Including directly across the hallway from the office door of a trans colleague of mine.
It’s petty, tin-pot dictator bullshit. Bootlicking, and for dollar-store Musollini, which is even more embarrassing for the guy who printed and posted them all. And yeah, we know who it is.
But it’s where I work. A direct and deliberate attempt to intimidate queer and Black students at the university. And it’s hate and rage I have to deal with directly, on a daily basis. Sure, it’s a hostile work environment. Obviously, it’s illegal. But the guy who did it is a cis, straight, white Christian guy. The people who’d need to choose to enforce those rules are all cis, straight, white, mostly-Christian guys.
You know how that story goes. I didn’t even bother complaining about it. What’s the point? They’d roll their eyes, call me a tranny behind closed doors, and nothing would change.
But it means there’s no escape for me.
No rest. No chance to heal. The world is screaming at me no matter where I go.
And it’s bad enough that my therapist offered to write me an accommodation-request letter for my cPTSD for work, before I’d even seen these flyers.
She doesn’t make offers like that if things aren’t real bad.
What’s next
I won’t mince words: Stained Glass Woman is going on an extended hiatus, and I’m going to be a lot less active, especially as an activist, on most social media.

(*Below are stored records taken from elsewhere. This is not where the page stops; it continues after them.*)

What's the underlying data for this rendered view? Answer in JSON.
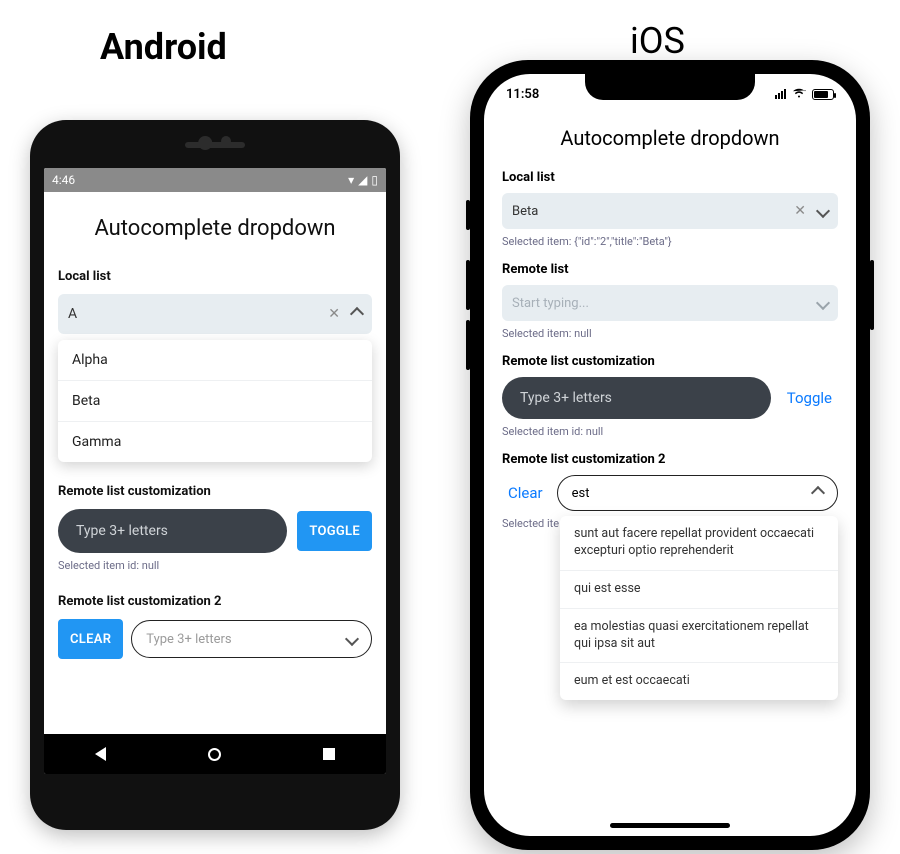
{
  "labels": {
    "android": "Android",
    "ios": "iOS"
  },
  "android": {
    "status": {
      "time": "4:46"
    },
    "title": "Autocomplete dropdown",
    "local": {
      "label": "Local list",
      "value": "A",
      "options": [
        "Alpha",
        "Beta",
        "Gamma"
      ]
    },
    "rcl": {
      "label": "Remote list customization",
      "placeholder": "Type 3+ letters",
      "toggle": "TOGGLE",
      "note": "Selected item id: null"
    },
    "rcl2": {
      "label": "Remote list customization 2",
      "clear": "CLEAR",
      "placeholder": "Type 3+ letters"
    }
  },
  "ios": {
    "status": {
      "time": "11:58"
    },
    "title": "Autocomplete dropdown",
    "local": {
      "label": "Local list",
      "value": "Beta",
      "note": "Selected item: {\"id\":\"2\",\"title\":\"Beta\"}"
    },
    "remote": {
      "label": "Remote list",
      "placeholder": "Start typing...",
      "note": "Selected item: null"
    },
    "rcl": {
      "label": "Remote list customization",
      "placeholder": "Type 3+ letters",
      "toggle": "Toggle",
      "note": "Selected item id: null"
    },
    "rcl2": {
      "label": "Remote list customization 2",
      "clear": "Clear",
      "value": "est",
      "note_prefix": "Selected ite",
      "options": [
        "sunt aut facere repellat provident occaecati excepturi optio reprehenderit",
        "qui est esse",
        "ea molestias quasi exercitationem repellat qui ipsa sit aut",
        "eum et est occaecati"
      ]
    }
  }
}
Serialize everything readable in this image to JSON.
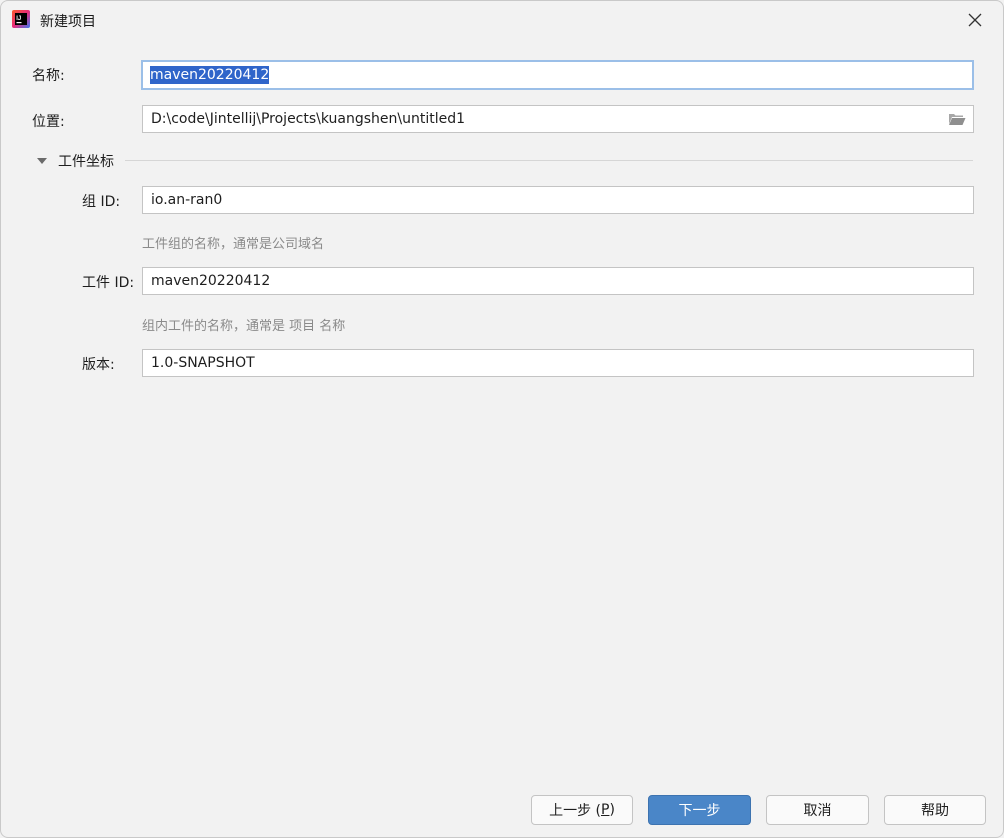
{
  "window": {
    "title": "新建项目"
  },
  "form": {
    "name_label": "名称:",
    "name_value": "maven20220412",
    "location_label": "位置:",
    "location_value": "D:\\code\\Jintellij\\Projects\\kuangshen\\untitled1",
    "section_label": "工件坐标",
    "group_label": "组 ID:",
    "group_value": "io.an-ran0",
    "group_hint": "工件组的名称，通常是公司域名",
    "artifact_label": "工件 ID:",
    "artifact_value": "maven20220412",
    "artifact_hint": "组内工件的名称，通常是 项目 名称",
    "version_label": "版本:",
    "version_value": "1.0-SNAPSHOT"
  },
  "buttons": {
    "previous_prefix": "上一步 (",
    "previous_mnemonic": "P",
    "previous_suffix": ")",
    "next": "下一步",
    "cancel": "取消",
    "help": "帮助"
  },
  "colors": {
    "accent": "#4a86c8",
    "selection": "#2f65ca",
    "focus_border": "#9bbfe8",
    "background": "#f2f2f2"
  },
  "icons": {
    "app": "intellij-idea-icon",
    "close": "close-icon",
    "folder": "folder-open-icon",
    "section_toggle": "triangle-down-icon"
  }
}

How long? September 15, at the earliest.
A friend and I are under contract to write a scholarly book. It’s been going well, but we have more work to do, and our contractual delivery date is September 15th. For now, the creative energy I have needs to go toward that, and I’ve got a lot less creative energy than I normally do as I fight my cPTSD.
Put another way: you can’t pour from an empty cup, and my cup does not exactly runneth over right now.
With a little luck, the political insanity we’re living through will have run aground by then, beached on the shoals of a nation of 330,000,000 bipedal cats who have never, ever happily done what they’re told, no matter what it is, and the legal system they’ve created to enforce their refusal to comply. It’s what happened the last time we dealt with the orange jackass. It’s what I think is honestly most likely to happen this time, even in the face of the avalanche of wildly illegal executive orders he’s been issuing.
I hope, by then, I’ll be able to rouse from this long hibernation refreshed and hungry and with new science to celebrate.
But until then: please, care for your trans siblings, the people around you who are in the exact same crisis as you are. You might not like them. You might not agree with them.
But please, dear god, link arms with them. Hold each other together. Fight as comrades. Forgive each other’s failings as best you can.
We get through this as one, or not at all.
Take the very best care of yourself. Thank you for all the amazing words and work.
I'm so thankful for SGW. You helped bring me to life. I'm sad to see this site go into hibernation, but even in Canada, my rage against the machine is rising like never before, so I hope you're able to find the balance you need to continue the parts of your important work that you need to accomplish while keeping your spirit centered.
Take care of yourself, Zoe. My thoughts go with you.